Now we know that George's stabbing was not a harbinger of things to come. New Year's Eve rolled around and, in spite of warnings, premonitions and predictions to the contrary, nothing awful happened. In the plazas and squares of the world's great cities, television cameras scanned one scene after another of sardine jubilation. Clocks flipped, and even in Russia, where virtually every day is Y2K, all was, if not calm, then boisterously bright. There was no crisis. There was no Apocalypse. No end of days.
Since then, most commentators have put an "aw, shucks" face on things. Everyone is, of course, relieved if not amazed that things went smoothly. So smoothly that, for the first 48 hours of the New Year, there were a few folks who, at the risk of seeming like sour grapes, wondered aloud if the air of impending crisis we'd been breathing for the last year was a hoax. A chorus of nerdish experts was dutifully summoned to testify that the world's banal transition from one century to the next was thanks, in large part, to their proactive trouble-shooting. They had a point: Like the man in Alaska who claimed that hitting himself in the head with a hammer kept alligators away, the experts had nothing to show for their efforts and nothing is what most people wanted.

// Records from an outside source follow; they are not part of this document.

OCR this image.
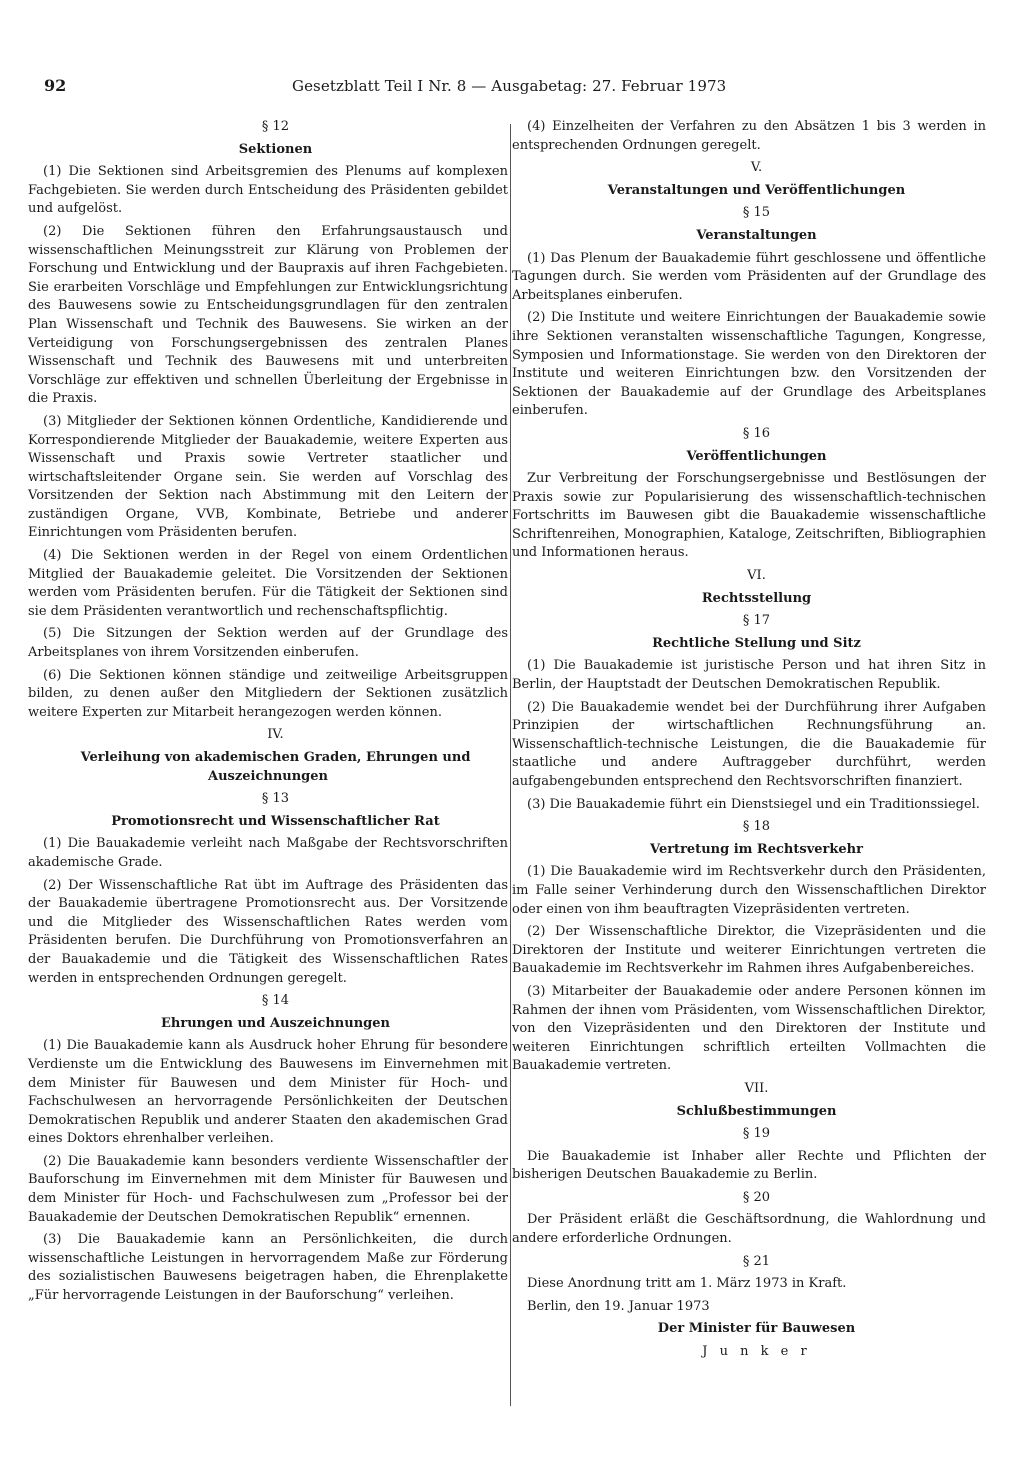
92	Gesetzblatt Teil I Nr. 8 — Ausgabetag: 27. Februar 1973

§ 12

Sektionen

(1) Die Sektionen sind Arbeitsgremien des Plenums auf komplexen Fachgebieten. Sie werden durch Entscheidung des Präsidenten gebildet und aufgelöst.

(2) Die Sektionen führen den Erfahrungsaustausch und wissenschaftlichen Meinungsstreit zur Klärung von Problemen der Forschung und Entwicklung und der Baupraxis auf ihren Fachgebieten. Sie erarbeiten Vorschläge und Empfehlungen zur Entwicklungsrichtung des Bauwesens sowie zu Entscheidungsgrundlagen für den zentralen Plan Wissenschaft und Technik des Bauwesens. Sie wirken an der Verteidigung von Forschungsergebnissen des zentralen Planes Wissenschaft und Technik des Bauwesens mit und unterbreiten Vorschläge zur effektiven und schnellen Überleitung der Ergebnisse in die Praxis.

(3) Mitglieder der Sektionen können Ordentliche, Kandidierende und Korrespondierende Mitglieder der Bauakademie, weitere Experten aus Wissenschaft und Praxis sowie Vertreter staatlicher und wirtschaftsleitender Organe sein. Sie werden auf Vorschlag des Vorsitzenden der Sektion nach Abstimmung mit den Leitern der zuständigen Organe, VVB, Kombinate, Betriebe und anderer Einrichtungen vom Präsidenten berufen.

(4) Die Sektionen werden in der Regel von einem Ordentlichen Mitglied der Bauakademie geleitet. Die Vorsitzenden der Sektionen werden vom Präsidenten berufen. Für die Tätigkeit der Sektionen sind sie dem Präsidenten verantwortlich und rechenschaftspflichtig.

(5) Die Sitzungen der Sektion werden auf der Grundlage des Arbeitsplanes von ihrem Vorsitzenden einberufen.

(6) Die Sektionen können ständige und zeitweilige Arbeitsgruppen bilden, zu denen außer den Mitgliedern der Sektionen zusätzlich weitere Experten zur Mitarbeit herangezogen werden können.

IV.

Verleihung von akademischen Graden, Ehrungen und Auszeichnungen

§ 13

Promotionsrecht und Wissenschaftlicher Rat

(1) Die Bauakademie verleiht nach Maßgabe der Rechtsvorschriften akademische Grade.

(2) Der Wissenschaftliche Rat übt im Auftrage des Präsidenten das der Bauakademie übertragene Promotionsrecht aus. Der Vorsitzende und die Mitglieder des Wissenschaftlichen Rates werden vom Präsidenten berufen. Die Durchführung von Promotionsverfahren an der Bauakademie und die Tätigkeit des Wissenschaftlichen Rates werden in entsprechenden Ordnungen geregelt.

§ 14

Ehrungen und Auszeichnungen

(1) Die Bauakademie kann als Ausdruck hoher Ehrung für besondere Verdienste um die Entwicklung des Bauwesens im Einvernehmen mit dem Minister für Bauwesen und dem Minister für Hoch- und Fachschulwesen an hervorragende Persönlichkeiten der Deutschen Demokratischen Republik und anderer Staaten den akademischen Grad eines Doktors ehrenhalber verleihen.

(2) Die Bauakademie kann besonders verdiente Wissenschaftler der Bauforschung im Einvernehmen mit dem Minister für Bauwesen und dem Minister für Hoch- und Fachschulwesen zum „Professor bei der Bauakademie der Deutschen Demokratischen Republik“ ernennen.

(3) Die Bauakademie kann an Persönlichkeiten, die durch wissenschaftliche Leistungen in hervorragendem Maße zur Förderung des sozialistischen Bauwesens beigetragen haben, die Ehrenplakette „Für hervorragende Leistungen in der Bauforschung“ verleihen.

(4) Einzelheiten der Verfahren zu den Absätzen 1 bis 3 werden in entsprechenden Ordnungen geregelt.

V.

Veranstaltungen und Veröffentlichungen

§ 15

Veranstaltungen

(1) Das Plenum der Bauakademie führt geschlossene und öffentliche Tagungen durch. Sie werden vom Präsidenten auf der Grundlage des Arbeitsplanes einberufen.

(2) Die Institute und weitere Einrichtungen der Bauakademie sowie ihre Sektionen veranstalten wissenschaftliche Tagungen, Kongresse, Symposien und Informationstage. Sie werden von den Direktoren der Institute und weiteren Einrichtungen bzw. den Vorsitzenden der Sektionen der Bauakademie auf der Grundlage des Arbeitsplanes einberufen.

§ 16

Veröffentlichungen

Zur Verbreitung der Forschungsergebnisse und Bestlösungen der Praxis sowie zur Popularisierung des wissenschaftlich-technischen Fortschritts im Bauwesen gibt die Bauakademie wissenschaftliche Schriftenreihen, Monographien, Kataloge, Zeitschriften, Bibliographien und Informationen heraus.

VI.

Rechtsstellung

§ 17

Rechtliche Stellung und Sitz

(1) Die Bauakademie ist juristische Person und hat ihren Sitz in Berlin, der Hauptstadt der Deutschen Demokratischen Republik.

(2) Die Bauakademie wendet bei der Durchführung ihrer Aufgaben Prinzipien der wirtschaftlichen Rechnungsführung an. Wissenschaftlich-technische Leistungen, die die Bauakademie für staatliche und andere Auftraggeber durchführt, werden aufgabengebunden entsprechend den Rechtsvorschriften finanziert.

(3) Die Bauakademie führt ein Dienstsiegel und ein Traditionssiegel.

§ 18

Vertretung im Rechtsverkehr

(1) Die Bauakademie wird im Rechtsverkehr durch den Präsidenten, im Falle seiner Verhinderung durch den Wissenschaftlichen Direktor oder einen von ihm beauftragten Vizepräsidenten vertreten.

(2) Der Wissenschaftliche Direktor, die Vizepräsidenten und die Direktoren der Institute und weiterer Einrichtungen vertreten die Bauakademie im Rechtsverkehr im Rahmen ihres Aufgabenbereiches.

(3) Mitarbeiter der Bauakademie oder andere Personen können im Rahmen der ihnen vom Präsidenten, vom Wissenschaftlichen Direktor, von den Vizepräsidenten und den Direktoren der Institute und weiteren Einrichtungen schriftlich erteilten Vollmachten die Bauakademie vertreten.

VII.

Schlußbestimmungen

§ 19

Die Bauakademie ist Inhaber aller Rechte und Pflichten der bisherigen Deutschen Bauakademie zu Berlin.

§ 20

Der Präsident erläßt die Geschäftsordnung, die Wahlordnung und andere erforderliche Ordnungen.

§ 21

Diese Anordnung tritt am 1. März 1973 in Kraft.

Berlin, den 19. Januar 1973

Der Minister für Bauwesen

J u n k e r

Lost in this coverage, though, were the voices that lent the days leading up to New Year's their charge of gathering menace. Throughout 1999, it became clear that many of us find a perverse kind of hope in the contemplation of collective catastrophe. For some this was an article of religious faith. On Jan. 1 would come the Rapture true believers were on their way to heaven. Others, like the New Age liberals at the Utne Reader in Minnesota, looked forward to the cascading self-destruction of computer networks and saw a rebirth of community neighbors getting to know one another in the wake of a techno sucker punch. Finally, there were those for whom our fin de sicle was an excuse to finally live the dream of Swiss Family Robinson except that instead of a treehouse they hunkered in bunkers, with plenty of guns, ammo and Chef Boy-R-Dee.
For all these people, the relentless optimism of New Year's morning must have been a disappointment. Security forces, from Las Vegas to Jerusalem, successfully squelched all manner of terrorist plots. Thanks to an entrepreneurial army of techno-consultants, our cyber infrastructure continued humming. And, depending on your calendar, God, whoever she may be, had evidently given us all a Get Out of Jail Free card for another 1,000 years. Now, more than ever before in human history, our lives were mediated by experts.
Even George Harrison had something to be thankful for. His attacker's knife missed a vital artery and complete recovery was expected. Although the other surviving Beatles sent discreet best wishes, no one, for once, even suggested a reunion. Like it or not, there was going to be a future and it was going to be up to someone else to invent it.